The charity group Every Disabled Child Matters warned today that NHS funding intended for disabled children may not reach them, despite the group being a priority for the service in 2008-9.
It said a survey of 30 primary care trusts had revealed that not one could specify how much they are spending on disabled children or those with palliative care needs.
The NHS operating framework for 2008-9 made disabled children one of four key priorities for local areas and called on PCTs to improve the range of short breaks, the quality and experience of palliative care, access to therapies and support for transition to adult services.
Extra money for short breaks
Last October, the Department of Health said PCTs had been provided with extra money to fund short breaks for disabled children, in partnership with councils, from 2008-11. But unlike the £430m from the Department for Children, Schools and Families to help councils improve services for disabled children – most of which is ring-fenced – the precise sum from the DH for PCTs has not been identified.

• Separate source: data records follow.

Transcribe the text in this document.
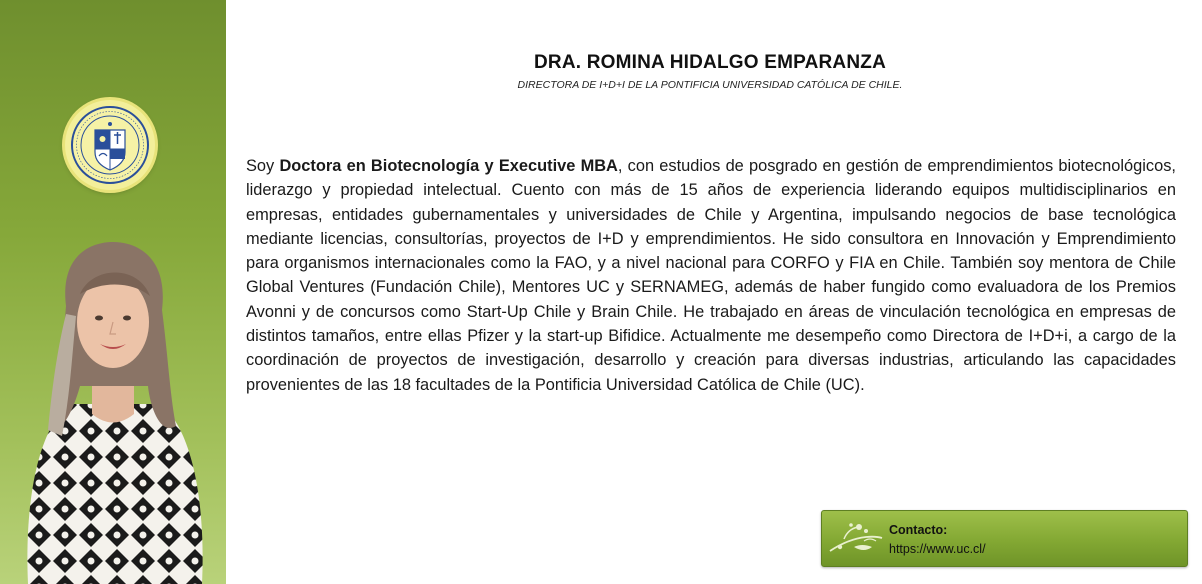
DRA. ROMINA HIDALGO EMPARANZA
DIRECTORA DE I+D+I DE LA PONTIFICIA UNIVERSIDAD CATÓLICA DE CHILE.
Soy Doctora en Biotecnología y Executive MBA, con estudios de posgrado en gestión de emprendimientos biotecnológicos, liderazgo y propiedad intelectual. Cuento con más de 15 años de experiencia liderando equipos multidisciplinarios en empresas, entidades gubernamentales y universidades de Chile y Argentina, impulsando negocios de base tecnológica mediante licencias, consultorías, proyectos de I+D y emprendimientos. He sido consultora en Innovación y Emprendimiento para organismos internacionales como la FAO, y a nivel nacional para CORFO y FIA en Chile. También soy mentora de Chile Global Ventures (Fundación Chile), Mentores UC y SERNAMEG, además de haber fungido como evaluadora de los Premios Avonni y de concursos como Start-Up Chile y Brain Chile. He trabajado en áreas de vinculación tecnológica en empresas de distintos tamaños, entre ellas Pfizer y la start-up Bifidice. Actualmente me desempeño como Directora de I+D+i, a cargo de la coordinación de proyectos de investigación, desarrollo y creación para diversas industrias, articulando las capacidades provenientes de las 18 facultades de la Pontificia Universidad Católica de Chile (UC).
Contacto:
https://www.uc.cl/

The EDCM survey found that some PCTs were awaiting further information from the DH to determine how much they had been allocated.
Campaign manager Steve Broach said: “While we are delighted with the clear commitment from central government that disabled children are a new priority, it is extremely worrying that there appears to be a total lack of clarity locally of what this means in practice for PCTs.”
EDCM, which comprises a number of children’s charities, called on the DH to clarify how much money had been allocated for disabled children and those with palliative care needs, and for PCTs to specify how much they would spend locally.